Let me introduce: I reviewed the wishlists of kpat after fixing all bugs reported to bugs.kde.org. Now 112032 - showing if a solution is possible found my interest. Not exactly for freecell (which I master quite well after all these years kpat QA), but it's surely interesting for games less likely to win. When I was at my sister's home she played (middle) Spider@XP in the evening and it stroke me why a game should be so popular where the chances to win was so low (we mastered to win 15% - neither paying it much attention nor having a lot of experience). So my idea when seeing the bug was to write a solver that can solve not just freecell but also spider.

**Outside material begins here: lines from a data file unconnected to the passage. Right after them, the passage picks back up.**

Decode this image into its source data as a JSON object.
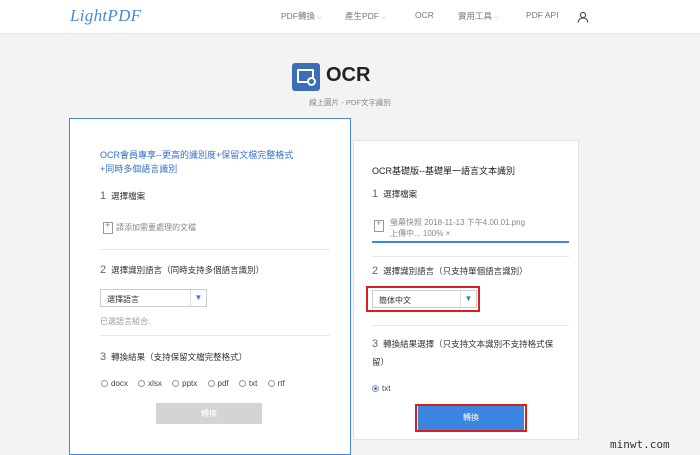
{
  "header": {
    "logo": "LightPDF",
    "nav": [
      {
        "label": "PDF轉換",
        "dropdown": true
      },
      {
        "label": "產生PDF",
        "dropdown": true
      },
      {
        "label": "OCR",
        "dropdown": false
      },
      {
        "label": "實用工具",
        "dropdown": true
      },
      {
        "label": "PDF API",
        "dropdown": false
      }
    ]
  },
  "hero": {
    "title": "OCR",
    "subtitle": "線上圖片 - PDF文字識別"
  },
  "premium": {
    "title_line1": "OCR會員專享--更高的識別度+保留文檔完整格式",
    "title_line2": "+同時多個語言識別",
    "step1": {
      "num": "1",
      "label": "選擇檔案",
      "add_file": "請添加需要處理的文檔"
    },
    "step2": {
      "num": "2",
      "label": "選擇識別語言（同時支持多個語言識別）",
      "select_value": "選擇語言",
      "combo_label": "已選語言組合:"
    },
    "step3": {
      "num": "3",
      "label": "轉換結果（支持保留文檔完整格式）",
      "formats": [
        "docx",
        "xlsx",
        "pptx",
        "pdf",
        "txt",
        "rtf"
      ]
    },
    "button": "轉換"
  },
  "basic": {
    "title": "OCR基礎版--基礎單一語言文本識別",
    "step1": {
      "num": "1",
      "label": "選擇檔案",
      "file_name": "螢幕快照 2018-11-13 下午4.00.01.png",
      "status": "上傳中... 100%",
      "close": "×",
      "progress": 1.0
    },
    "step2": {
      "num": "2",
      "label": "選擇識別語言（只支持單個語言識別）",
      "select_value": "簡体中文"
    },
    "step3": {
      "num": "3",
      "label_line1": "轉換結果選擇（只支持文本識別不支持格式保",
      "label_line2": "留）",
      "formats": [
        "txt"
      ]
    },
    "button": "轉換"
  },
  "watermark": "minwt.com",
  "colors": {
    "accent": "#3b86e0",
    "highlight": "#d9201e",
    "premium_border": "#4a87d6"
  }
}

So I looked around for patience game solvers to take ideas (and code) from. kpat 2.2 uses fc-solve by Shlomi Fish to prepare a working demo to freecell games (which will report if the game can't be won), but fc-solve is 15K of C code that were designed for speed (to put it positively :), so I ditched the idea pretty quickly to use it and was tempted to start from scratch. But Shlomi's web page (and the wikipedia article that I guess Shlomi contributed most to too) references Tom Holroyd's patsolve as to have other interesting ideas. So I grabed it and found it to be pleasant 2k. So I played around with it, made it a library and C++ and split out a base class from the Freecell specifics and so on.
Then I continued to solve easy Klondike and after some more interesting problems that weren't ones with freecell (as you don't turn cards in freecell nor do you don't redeal forever) I found out: 753 of the first 1000 deals are solveable. I would have estimated the win rate a bit lower, but still pretty high - there is a reason easy Klondike is so popular.
Now on to my real target: spider. That was easy to implement at first, but it turned out pretty quickly that the game has so many branches (having 104 cards as klondike and freecell have 52) that the "hybrid DFS/BFS/prioritized-queue search" (Tom's words) patsolve does easily exceeds its memory limits. So I played 3 games with my wife always explaining her which move the computer would prefer at a given time and she correcting it. In the end we had an algorithm that would play as she was trying (but with a BFS while human players prefer DFS - you know what I mean if you know what I mean :) and that works out so well, that I can tell my wife would win every spider game if she was a computer. Of course I would have way less fun with her, but you can't have everything... ;)
Did you read that? Right! Every spider (with 2 suits) game is solvable with human players being lucky if they win every 5th. How frustrating is that? Anyway, I made my choices: I won't implement more solvers for the moment.